Passage
Nor yet doe you consider that it is expedient for vs, that one man die for the people, and that the whole nation perish not.
Nor yet doe you consider that it is expedient for vs, that one man die for the people, and that the whole nation perish not.
John 11:48 If we let him thus alone, all men will beleeue in him, and the Romanes will come and take away both our place, and the nation.
John 11:49 Then one of them named Caiaphas, which was the hie Priest that same yere, said vnto them, Ye perceiue nothing at all,
John 11:50 Nor yet doe you consider that it is expedient for vs, that one man die for the people, and that the whole nation perish not.

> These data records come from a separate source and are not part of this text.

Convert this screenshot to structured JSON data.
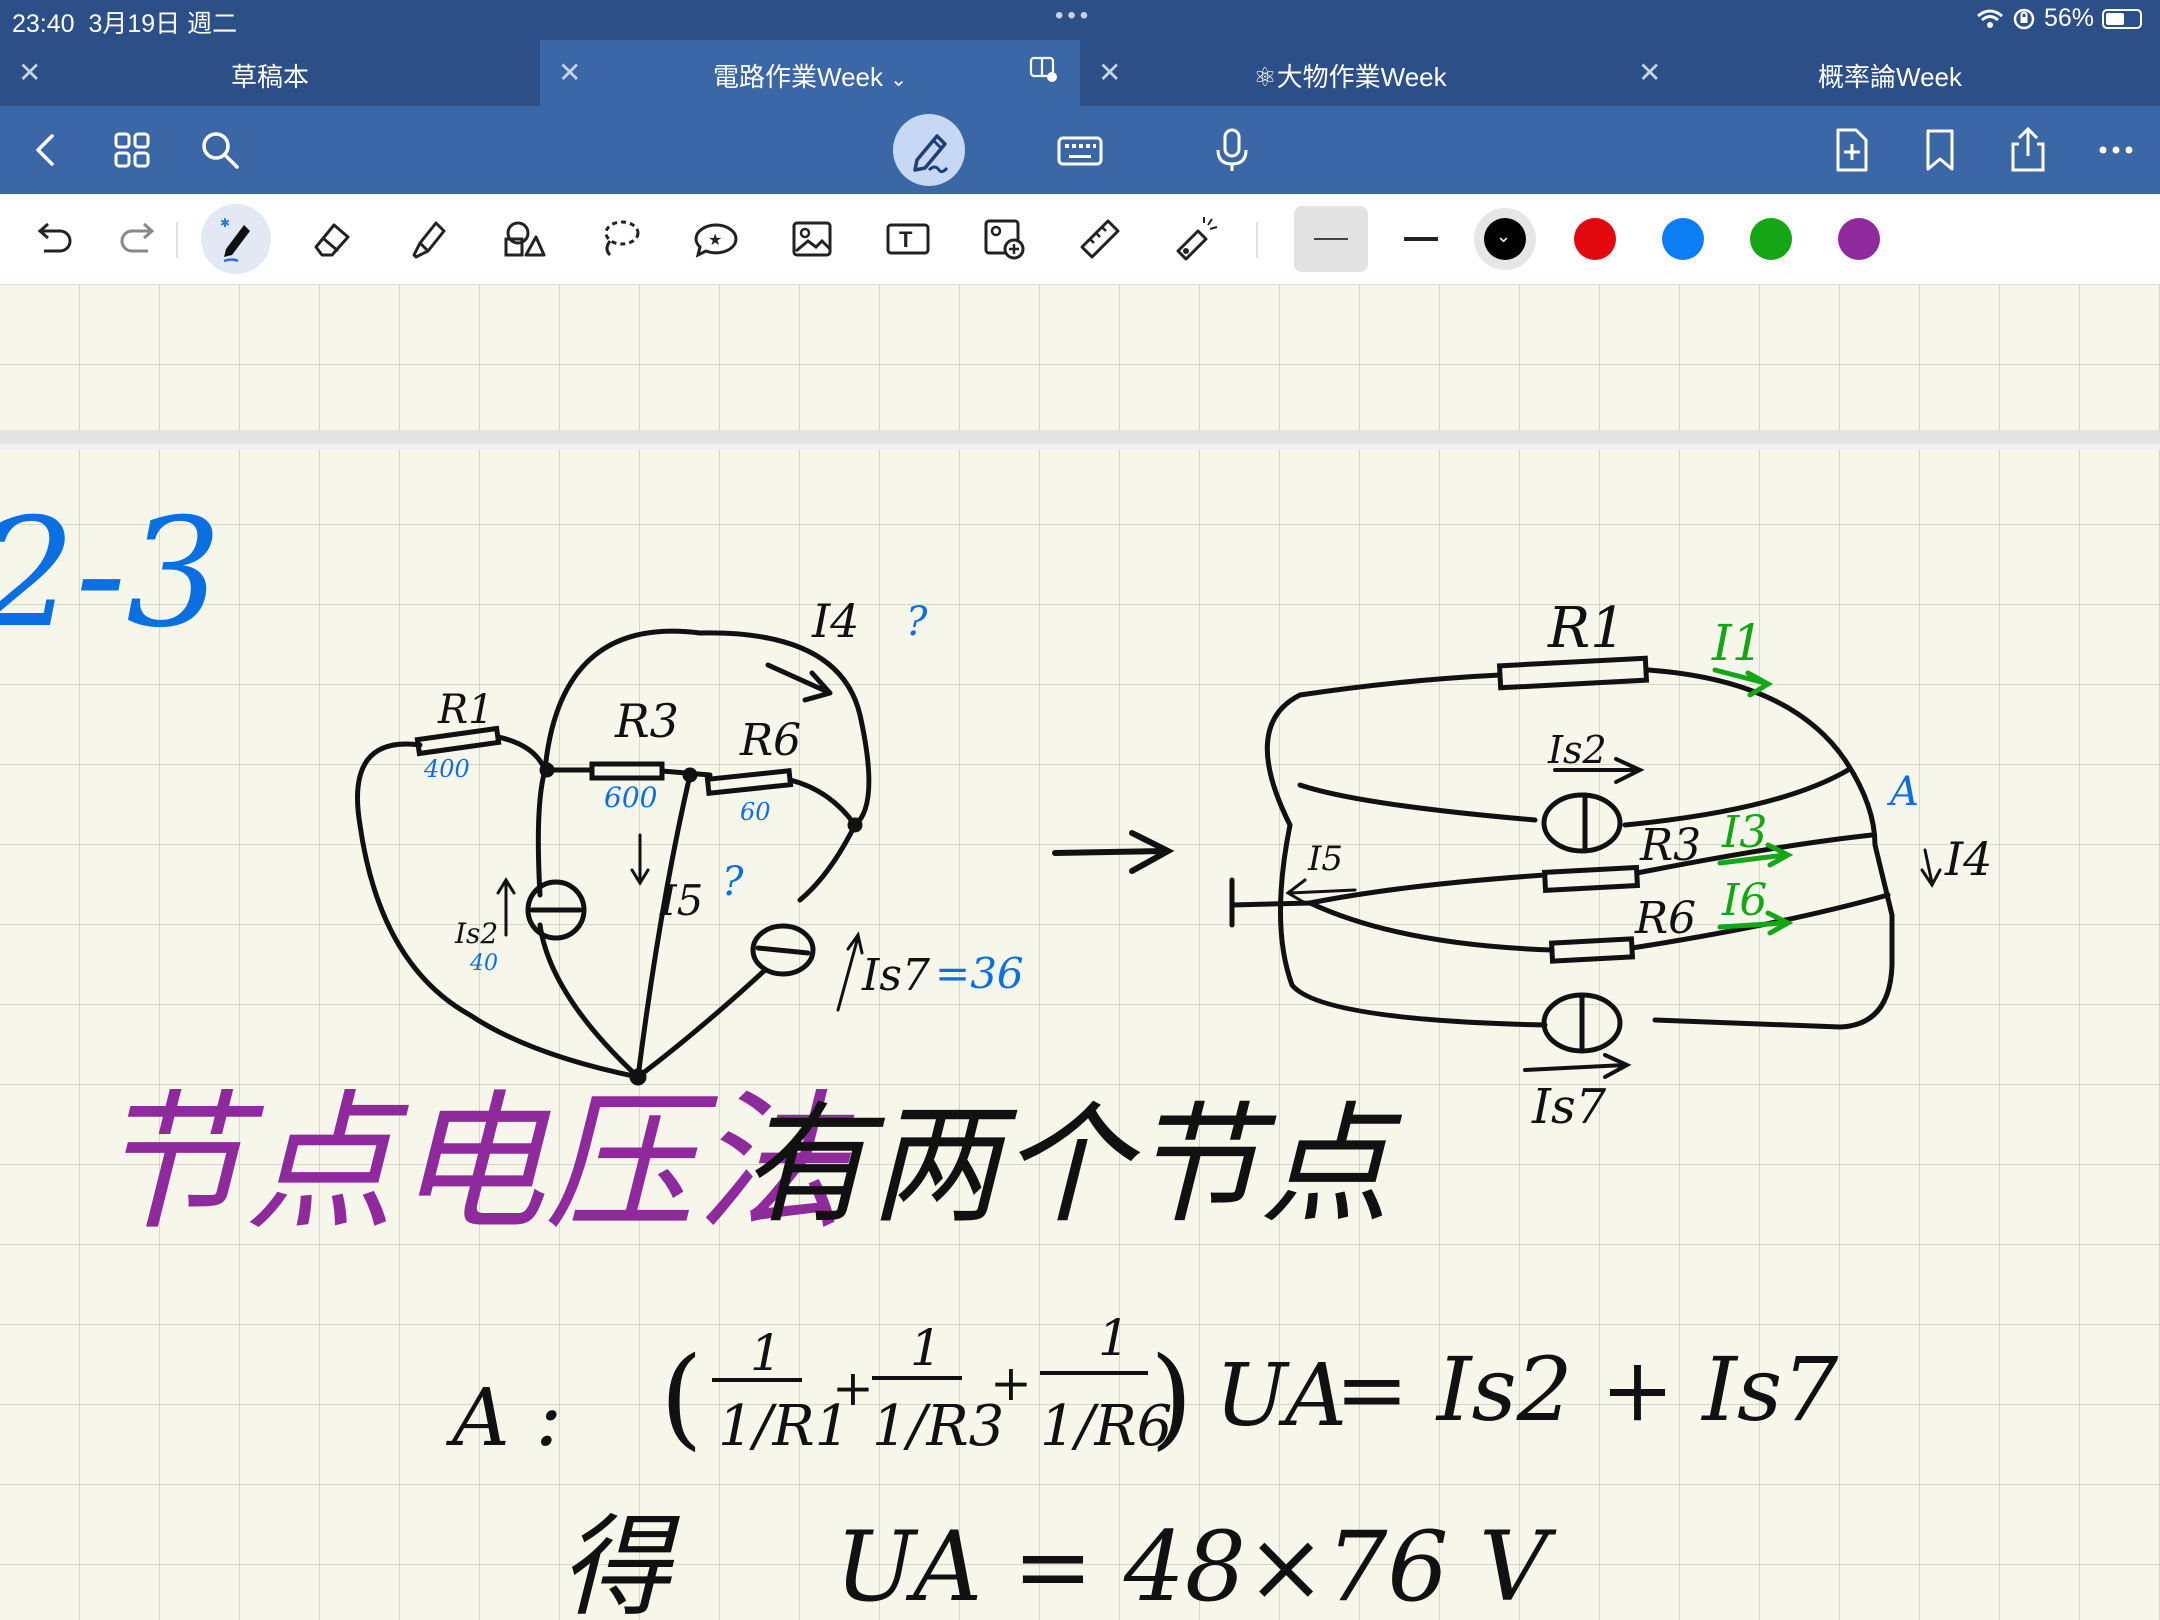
{
  "status_bar": {
    "time": "23:40",
    "date": "3月19日 週二",
    "battery_percent": "56%"
  },
  "tabs": [
    {
      "label": "草稿本",
      "active": false
    },
    {
      "label": "電路作業Week",
      "active": true,
      "has_dropdown": true
    },
    {
      "label": "⚛大物作業Week",
      "active": false
    },
    {
      "label": "概率論Week",
      "active": false
    }
  ],
  "navbar": {
    "icons": [
      "back-icon",
      "grid-icon",
      "search-icon",
      "pen-mode-icon",
      "keyboard-icon",
      "microphone-icon",
      "add-page-icon",
      "bookmark-icon",
      "share-icon",
      "more-icon"
    ]
  },
  "toolbar": {
    "tools": [
      "undo-icon",
      "redo-icon",
      "pen-icon",
      "eraser-icon",
      "highlighter-icon",
      "shapes-icon",
      "lasso-icon",
      "sticker-icon",
      "image-icon",
      "text-icon",
      "camera-image-icon",
      "ruler-icon",
      "laser-pointer-icon"
    ],
    "selected_tool": "pen",
    "colors": [
      "#000000",
      "#e3070e",
      "#0a7ff5",
      "#14a614",
      "#8e2a9c"
    ],
    "selected_color": "#000000"
  },
  "note": {
    "problem_number": "2-3",
    "left_circuit": {
      "labels": {
        "I4": "I4",
        "R1": "R1",
        "R1_value": "400",
        "R3": "R3",
        "R3_value": "600",
        "R6": "R6",
        "R6_value": "60",
        "Is2": "Is2",
        "Is2_value": "40",
        "I5": "I5",
        "Is7": "Is7",
        "Is7_value": "=36",
        "question1": "?",
        "question2": "?"
      }
    },
    "right_circuit": {
      "labels": {
        "R1": "R1",
        "I1": "I1",
        "Is2": "Is2",
        "A": "A",
        "I5": "I5",
        "R3": "R3",
        "I3": "I3",
        "I4": "I4",
        "R6": "R6",
        "I6": "I6",
        "Is7": "Is7"
      }
    },
    "method_title": "节点电压法",
    "method_note": "有两个节点",
    "equation_node": "A :",
    "equation_lhs_terms": [
      "1/R1",
      "1/R3",
      "1/R6"
    ],
    "equation_lhs_var": "UA",
    "equation_rhs": "= Is2 + Is7",
    "result_label": "得",
    "result": "UA = 48×76 V"
  }
}
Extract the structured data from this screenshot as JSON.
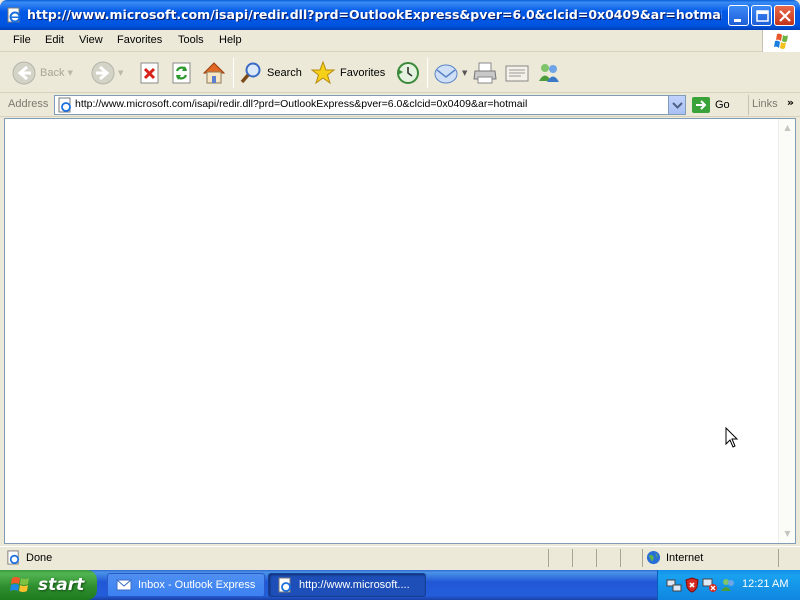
{
  "window": {
    "title": "http://www.microsoft.com/isapi/redir.dll?prd=OutlookExpress&pver=6.0&clcid=0x0409&ar=hotmail - Microso..."
  },
  "menu": [
    "File",
    "Edit",
    "View",
    "Favorites",
    "Tools",
    "Help"
  ],
  "toolbar": {
    "back": "Back",
    "search": "Search",
    "favorites": "Favorites"
  },
  "address": {
    "label": "Address",
    "url": "http://www.microsoft.com/isapi/redir.dll?prd=OutlookExpress&pver=6.0&clcid=0x0409&ar=hotmail",
    "go": "Go",
    "links": "Links"
  },
  "status": {
    "text": "Done",
    "zone": "Internet"
  },
  "taskbar": {
    "start": "start",
    "tasks": [
      {
        "label": "Inbox - Outlook Express"
      },
      {
        "label": "http://www.microsoft...."
      }
    ],
    "clock": "12:21 AM"
  },
  "colors": {
    "titlebar": "#0058e6",
    "chrome": "#ece9d8",
    "taskbar": "#245edb",
    "start": "#2f8f2f"
  }
}
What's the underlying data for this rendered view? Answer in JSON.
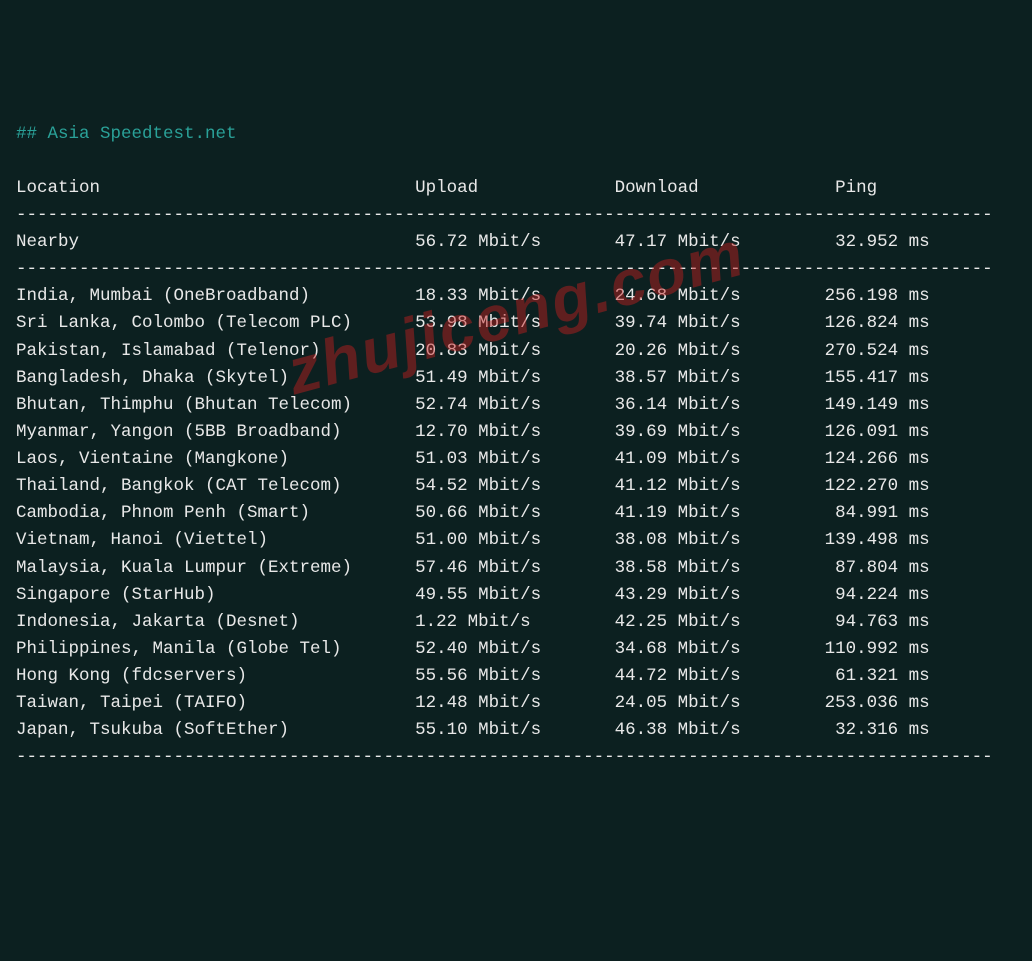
{
  "title": "## Asia Speedtest.net",
  "headers": {
    "location": "Location",
    "upload": "Upload",
    "download": "Download",
    "ping": "Ping"
  },
  "nearby": {
    "label": "Nearby",
    "upload": "56.72 Mbit/s",
    "download": "47.17 Mbit/s",
    "ping": "32.952 ms"
  },
  "rows": [
    {
      "location": "India, Mumbai (OneBroadband)",
      "upload": "18.33 Mbit/s",
      "download": "24.68 Mbit/s",
      "ping": "256.198 ms"
    },
    {
      "location": "Sri Lanka, Colombo (Telecom PLC)",
      "upload": "53.98 Mbit/s",
      "download": "39.74 Mbit/s",
      "ping": "126.824 ms"
    },
    {
      "location": "Pakistan, Islamabad (Telenor)",
      "upload": "20.83 Mbit/s",
      "download": "20.26 Mbit/s",
      "ping": "270.524 ms"
    },
    {
      "location": "Bangladesh, Dhaka (Skytel)",
      "upload": "51.49 Mbit/s",
      "download": "38.57 Mbit/s",
      "ping": "155.417 ms"
    },
    {
      "location": "Bhutan, Thimphu (Bhutan Telecom)",
      "upload": "52.74 Mbit/s",
      "download": "36.14 Mbit/s",
      "ping": "149.149 ms"
    },
    {
      "location": "Myanmar, Yangon (5BB Broadband)",
      "upload": "12.70 Mbit/s",
      "download": "39.69 Mbit/s",
      "ping": "126.091 ms"
    },
    {
      "location": "Laos, Vientaine (Mangkone)",
      "upload": "51.03 Mbit/s",
      "download": "41.09 Mbit/s",
      "ping": "124.266 ms"
    },
    {
      "location": "Thailand, Bangkok (CAT Telecom)",
      "upload": "54.52 Mbit/s",
      "download": "41.12 Mbit/s",
      "ping": "122.270 ms"
    },
    {
      "location": "Cambodia, Phnom Penh (Smart)",
      "upload": "50.66 Mbit/s",
      "download": "41.19 Mbit/s",
      "ping": "84.991 ms"
    },
    {
      "location": "Vietnam, Hanoi (Viettel)",
      "upload": "51.00 Mbit/s",
      "download": "38.08 Mbit/s",
      "ping": "139.498 ms"
    },
    {
      "location": "Malaysia, Kuala Lumpur (Extreme)",
      "upload": "57.46 Mbit/s",
      "download": "38.58 Mbit/s",
      "ping": "87.804 ms"
    },
    {
      "location": "Singapore (StarHub)",
      "upload": "49.55 Mbit/s",
      "download": "43.29 Mbit/s",
      "ping": "94.224 ms"
    },
    {
      "location": "Indonesia, Jakarta (Desnet)",
      "upload": "1.22 Mbit/s",
      "download": "42.25 Mbit/s",
      "ping": "94.763 ms"
    },
    {
      "location": "Philippines, Manila (Globe Tel)",
      "upload": "52.40 Mbit/s",
      "download": "34.68 Mbit/s",
      "ping": "110.992 ms"
    },
    {
      "location": "Hong Kong (fdcservers)",
      "upload": "55.56 Mbit/s",
      "download": "44.72 Mbit/s",
      "ping": "61.321 ms"
    },
    {
      "location": "Taiwan, Taipei (TAIFO)",
      "upload": "12.48 Mbit/s",
      "download": "24.05 Mbit/s",
      "ping": "253.036 ms"
    },
    {
      "location": "Japan, Tsukuba (SoftEther)",
      "upload": "55.10 Mbit/s",
      "download": "46.38 Mbit/s",
      "ping": "32.316 ms"
    }
  ],
  "watermark": "zhujiceng.com",
  "divider": "---------------------------------------------------------------------------------------------"
}
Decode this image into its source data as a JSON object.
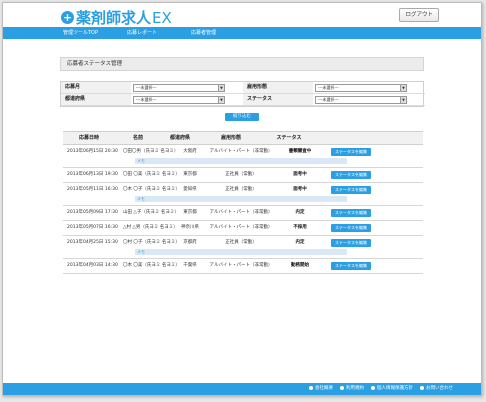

John 11:51 This spake hee not of himselfe: but being hie Priest that same yere, he prophecied that Iesus should die for that nation:
John 11:52 And not for that nation onely, but that he shoulde gather together in one the children of God, which were scattered.
The verse centers on "consider", "expedient", "people", "whole", "nation", and "perish". It is saying that the verse draws attention to "consider" and "expedient", so its meaning should be read from those terms before moving to application.
The nearby context moves from verse 49's "Then one of them named Caiaphas which..." into verse 51's "This spake hee not of himselfe but...", so "consider" and "expedient" belong inside that flow. In John context, the local focus is the identity of Jesus, new birth, eternal life, and belief and unbelief.
A plain takeaway is to answer the verse's own emphasis on "consider" and "expedient" with trust shaped by these words, not by a vague optimism outside the passage.